An MVP provides us with a start: a glimpse of the other side of the mountain. We can either abandon our effort or keep on digging. Our goal is to reach an ideal state—a product that not only offers the minimum but also all the electives that make an experience optimal and enjoyable.

The key to reaching this promised land is buried somewhere deep within your project. You only need to look. Start with an MVP . Add, edit, and delete until the experience is so ideal, so perfect, that no other path through the mountain would be as gratifying.

A Bit of This, a Bit of That

As we conclude this chapter about Waterfall, Agile, and Lean, we should reflect on our earlier discussions about being human. Because, over time, we realize that any discussion of process is actually about people.

We need not divide ourselves into separate tribes of project managers, designers, or developers. Our commonalities are the key to working with one another. All of us are remarkably similar: we wish to succeed, and we fear restrictions. Yet, if we are honest with ourselves, we must admit that we find comfort in imposing limitations on others. To do so gives us a sense of predictability and safety.

Even those who say, “we do not need a process,” are often the first people to demand guidance at the first sign of difficulty. Thus, we must acknowledge this need for predictability, for people can erect walls as easily as they can dig tunnels. A good process provides a means of protection, as well as action.

Is there a best process, one that works every time—a secret to combining inspiration, expertise, rigor, profit, and personal satisfaction? The honest answer is no. We live in a world governed by happenstance: economies thrive or take downturns, clients succeed or go bankrupt, users become loyal or defect to our competitors. Too many processes attempt to satisfy all people, tasks, and timelines. A process tailored to social marketing may fail when developing enterprise software. One befitting seasoned managers may fail when applied to recent college graduates. Your process has little-to-no effect outside your office’s walls.

Where does this leave us? Though no process is perfect, a common thread runs through many successful ones. You can leverage the speed of some and the clarity of others, building a process suited to your particular circumstances.
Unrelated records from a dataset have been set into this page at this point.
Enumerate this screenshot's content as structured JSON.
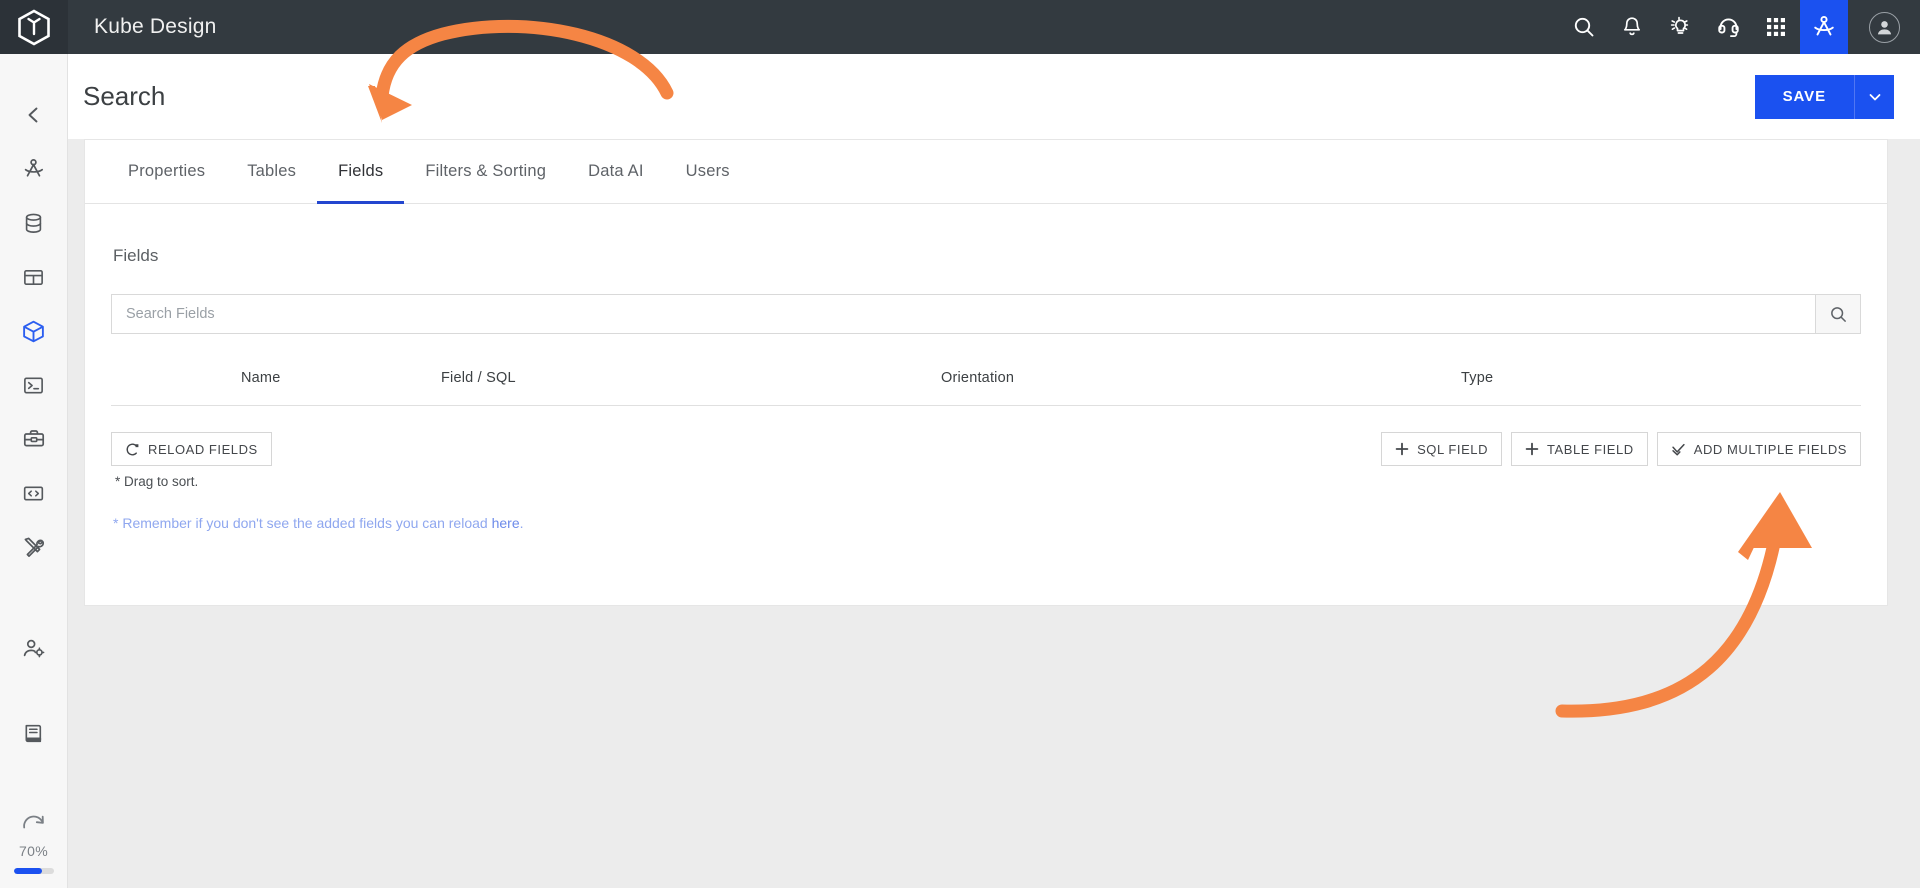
{
  "topbar": {
    "app_title": "Kube Design",
    "logo_icon": "cube-logo-icon",
    "icons": [
      {
        "name": "search-icon",
        "label": "Search"
      },
      {
        "name": "bell-icon",
        "label": "Notifications"
      },
      {
        "name": "lightbulb-icon",
        "label": "Ideas"
      },
      {
        "name": "headset-icon",
        "label": "Support"
      },
      {
        "name": "grid-apps-icon",
        "label": "Apps"
      },
      {
        "name": "designer-icon",
        "label": "Designer"
      }
    ],
    "avatar_icon": "user-avatar-icon"
  },
  "rail": {
    "items": [
      {
        "name": "collapse-icon",
        "label": "Collapse"
      },
      {
        "name": "designer-icon",
        "label": "Designer"
      },
      {
        "name": "database-icon",
        "label": "Data Sources"
      },
      {
        "name": "table-icon",
        "label": "Tables"
      },
      {
        "name": "cube-icon",
        "label": "Cubes",
        "active": true
      },
      {
        "name": "terminal-icon",
        "label": "Console"
      },
      {
        "name": "toolbox-icon",
        "label": "Toolbox"
      },
      {
        "name": "code-icon",
        "label": "Code"
      },
      {
        "name": "tools-icon",
        "label": "Tools"
      },
      {
        "name": "user-settings-icon",
        "label": "User Settings"
      },
      {
        "name": "book-icon",
        "label": "Documentation"
      },
      {
        "name": "refresh-icon",
        "label": "Refresh"
      }
    ],
    "progress_label": "70%",
    "progress_value": 70
  },
  "page": {
    "title": "Search",
    "save_label": "SAVE",
    "save_caret_icon": "chevron-down-icon"
  },
  "tabs": [
    {
      "label": "Properties",
      "active": false
    },
    {
      "label": "Tables",
      "active": false
    },
    {
      "label": "Fields",
      "active": true
    },
    {
      "label": "Filters & Sorting",
      "active": false
    },
    {
      "label": "Data AI",
      "active": false
    },
    {
      "label": "Users",
      "active": false
    }
  ],
  "fields_section": {
    "title": "Fields",
    "search_placeholder": "Search Fields",
    "search_value": "",
    "search_button_icon": "search-icon",
    "columns": [
      "Name",
      "Field / SQL",
      "Orientation",
      "Type"
    ],
    "rows": [],
    "reload_button": "RELOAD FIELDS",
    "reload_icon": "refresh-icon",
    "drag_note": "* Drag to sort.",
    "sql_field_button": "SQL FIELD",
    "table_field_button": "TABLE FIELD",
    "add_multiple_button": "ADD MULTIPLE FIELDS",
    "plus_icon": "plus-icon",
    "check_icon": "check-icon",
    "footer_note_prefix": "* Remember if you don't see the added fields you can reload ",
    "footer_note_link": "here",
    "footer_note_suffix": "."
  },
  "annotations": {
    "color": "#f58544",
    "arrow_1_target": "Fields tab",
    "arrow_2_target": "ADD MULTIPLE FIELDS button"
  },
  "colors": {
    "accent": "#1b51f0",
    "topbar": "#333a40",
    "annotation": "#f58544"
  }
}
We need not choose only from among Waterfall, Agile, and Lean. These methodologies can improve work, but there is more than one way to tunnel through a mountain. You could research a project using Waterfall, design a product using Lean, and end your development with Agile… or vice versa… or by applying any other combination.

It would be naive to think that all situations can be covered by a single process. Choose what works best for you. After all, you are the one doing the digging.

Key Takeaways

  • Agile prioritizes working software over documentation, flexible schedules over a rigid timeline, and collaboration over antagonism.

  • Early UX activities, such as research, are often intangible to novices.

  • Research reveals its worth over time.

  • Approval conflicts with collaboration.

  • Agile projects sometimes fail because of unapproved ideas.

  • Agile methodology favors a product’s maintenance , not its creation.

  • Lean UX focuses on the “minimum viable product”—a testable proof of concept.

  • Any discussion of process is actually about people.

  • A good process provides a means of protection as well as action.

  • Build a process suited to your particular circumstances.

Questions to Ask Yourself

  • What are each of my team member’s needs?

  • What approvals are necessary to complete the project?

  • What are the known obstacles in my project?

  • Have I included my team in user research?

  • How can I create a parallel research track unconfined by a sprint schedule?

  • Am I working on the best ideas or ideas that simply fit into a sprint schedule?

  • What UX documentation is required for each team member to do her or his job?

  • Do remote team members require additional UX documentation to compensate for communication challenges (e.g., disparate time zones, nonnative languages, or varied national holidays)?

  • Will any team member be unavailable during the project (e.g., planned absences, conflicting project schedules, or new-employee onboarding)?

  • Can my project use a combination of Agile, Lean, and Waterfall methodologies?